= Maciej Wojtkowski =

Polish physicist (born 1975)

Maciej Daniel Wojtkowski (born 1975 in Włocławek, Kujawy) is a Polish physicist, specializing in physical optics and medical applications of optics, and founder and director of the International Centre for Translational Eye Research (ICTER) in Warsaw, Poland.

==Career==
He is the inventor of the first prototype clinical SdOCT device for eye imaging, built at the Massachusetts Institute of Technology and tested at the New England Eye Center in Boston USA, and the second built at the Nicolaus Copernicus University in Toruń and tested at the Jurasz Ophthalmology Clinic in Bydgoszcz. This device is used for non-invasive, non-contact eye examinations in clinics all over the world to monitor the onset, progression, and therapy of eye diseases.

Wojtkowski's research focuses on understanding the interaction of light with living tissue and the potential for in vivo imaging using optical methods. With his work he has made significant contributions to development of the Optical Coherence Tomography (OCT) method and understanding of the two-photon vision phenomenon. In 2003, Wojtkowski was the first to demonstrate the possibility of 100-fold acceleration of OCT, by introducing Fourier domain detection (FdOCT, also called spectral domain OCT), in human eye imaging. With this work, he broke new ground for in vivo 3D imaging and quantitative morphometric analysis of the human eye, which have been implemented in many medical devices available in ophthalmic clinics around the world. Wojtkowski is the author of seven patents and more than 260 publications, including 130 in top-ranked journals.
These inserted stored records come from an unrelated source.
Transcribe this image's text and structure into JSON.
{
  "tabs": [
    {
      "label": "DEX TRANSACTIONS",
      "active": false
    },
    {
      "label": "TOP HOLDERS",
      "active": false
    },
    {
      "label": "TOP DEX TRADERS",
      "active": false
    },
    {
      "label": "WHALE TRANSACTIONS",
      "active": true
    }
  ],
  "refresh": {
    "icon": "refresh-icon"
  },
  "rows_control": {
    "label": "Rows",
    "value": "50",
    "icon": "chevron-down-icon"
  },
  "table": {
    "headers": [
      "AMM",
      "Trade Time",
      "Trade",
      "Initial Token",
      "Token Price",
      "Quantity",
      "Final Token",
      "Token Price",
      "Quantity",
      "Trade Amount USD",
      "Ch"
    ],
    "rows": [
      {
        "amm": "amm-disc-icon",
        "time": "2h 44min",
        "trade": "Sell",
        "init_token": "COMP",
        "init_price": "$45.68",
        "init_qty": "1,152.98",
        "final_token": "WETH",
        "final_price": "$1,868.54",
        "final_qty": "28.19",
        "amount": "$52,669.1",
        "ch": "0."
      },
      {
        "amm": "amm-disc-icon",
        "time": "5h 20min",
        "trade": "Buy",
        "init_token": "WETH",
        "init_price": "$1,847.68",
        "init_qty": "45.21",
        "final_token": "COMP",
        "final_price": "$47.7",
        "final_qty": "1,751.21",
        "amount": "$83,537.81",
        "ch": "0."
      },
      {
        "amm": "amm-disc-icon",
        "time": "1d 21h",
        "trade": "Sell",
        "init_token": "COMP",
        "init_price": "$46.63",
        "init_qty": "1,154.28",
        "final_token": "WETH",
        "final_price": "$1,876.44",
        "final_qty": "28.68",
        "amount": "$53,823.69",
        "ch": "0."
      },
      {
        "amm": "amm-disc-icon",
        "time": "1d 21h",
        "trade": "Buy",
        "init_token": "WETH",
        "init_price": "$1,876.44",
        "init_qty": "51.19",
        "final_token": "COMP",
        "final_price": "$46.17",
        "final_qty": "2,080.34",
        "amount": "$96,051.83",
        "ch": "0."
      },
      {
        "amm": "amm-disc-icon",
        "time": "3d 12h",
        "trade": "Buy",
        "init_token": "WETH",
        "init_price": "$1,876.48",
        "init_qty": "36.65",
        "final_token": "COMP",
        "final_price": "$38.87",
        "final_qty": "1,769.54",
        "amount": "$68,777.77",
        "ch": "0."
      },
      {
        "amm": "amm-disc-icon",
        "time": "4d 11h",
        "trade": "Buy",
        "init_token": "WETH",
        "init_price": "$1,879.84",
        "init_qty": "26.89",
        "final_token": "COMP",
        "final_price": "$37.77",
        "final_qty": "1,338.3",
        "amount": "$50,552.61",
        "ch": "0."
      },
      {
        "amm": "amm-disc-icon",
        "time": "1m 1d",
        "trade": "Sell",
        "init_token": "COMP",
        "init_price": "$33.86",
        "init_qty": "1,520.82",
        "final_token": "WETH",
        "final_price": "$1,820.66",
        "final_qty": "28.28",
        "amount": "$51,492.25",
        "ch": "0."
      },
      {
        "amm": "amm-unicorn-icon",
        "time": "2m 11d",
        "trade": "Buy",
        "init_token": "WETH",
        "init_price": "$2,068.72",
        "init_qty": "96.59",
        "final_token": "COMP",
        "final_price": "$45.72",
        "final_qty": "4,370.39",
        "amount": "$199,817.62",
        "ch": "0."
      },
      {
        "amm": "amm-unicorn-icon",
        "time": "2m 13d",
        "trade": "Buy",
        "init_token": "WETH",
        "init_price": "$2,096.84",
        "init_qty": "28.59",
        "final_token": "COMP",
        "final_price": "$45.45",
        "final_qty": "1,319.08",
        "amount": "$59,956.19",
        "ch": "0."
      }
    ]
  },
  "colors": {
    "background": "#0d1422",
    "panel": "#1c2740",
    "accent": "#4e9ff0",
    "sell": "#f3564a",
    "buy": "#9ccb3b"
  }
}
Wojtkowski pursued his graduate studies with the Faculty of Physics and Astronomy, Nicolaus Copernicus University in Torun, Poland, where he received his MSc in experimental physics in 1999, his PhD in physical sciences in 2003, and his habilitation in the same discipline in 2010. At his alma mater, Wojtkowski also collaborated with Andrzej Kowalczyk to establish the Medical Physics research group, which he later led until 2016 as the Optical Biomedical Imaging Group. After succeeding in the 2015 EraChair competition, Wojtkowski has been associated with the Institute of Physical Chemistry of the Polish Academy of Sciences in Warsaw, where he is the head of the Department of Physical Chemistry of Biological Systems, and chair of the Physical Optics and Biophotonics research group. Since 2019, he is also the head of the International Center for Translational Eye Research (ICTER) at the Institute of Physical Chemistry of the Polish Academy of Sciences, funded by the Foundation for Polish Science as part of the International Research Agendas Program. During his academic career, Wojtkowski has completed numerous research internships at institutions around the world, including the University of Vienna, Austria; University of Kent, Canterbury, England; Massachusetts Institute of Technology, USA; and University of Western Australia, Perth, Australia.

== Awards ==
In 2007, Wojtkowski received the prestigious European Young Investigator Award research grant, enabling him to fund his own research group for five years. In 2012, Wojtkowski received the Prize of the Foundation for Polish Science in the field of Mathematical and Physical Sciences and Engineering. Wojtkowski's scientific activity has been recognized by several distinguished bodies, including the President of the Council of Ministers of the Republic of Poland (First Degree Award for his habilitation thesis in 2010); Authorities of the Faculty of Physics of the University of Warsaw (Professor Stefan Pieńkowski Award in 2004), Authorities of the Warsaw University of Technology (Medal of a Young Scientist in 2008); and the Chapter of the Polityka Weekly Scholarships (action "Stay with us" in 2001). Since 2015, Wojtkowski is a Fellow of the Optical Society of America, and since 2016 he is a corresponding member of the Polish Academy of Arts and Sciences.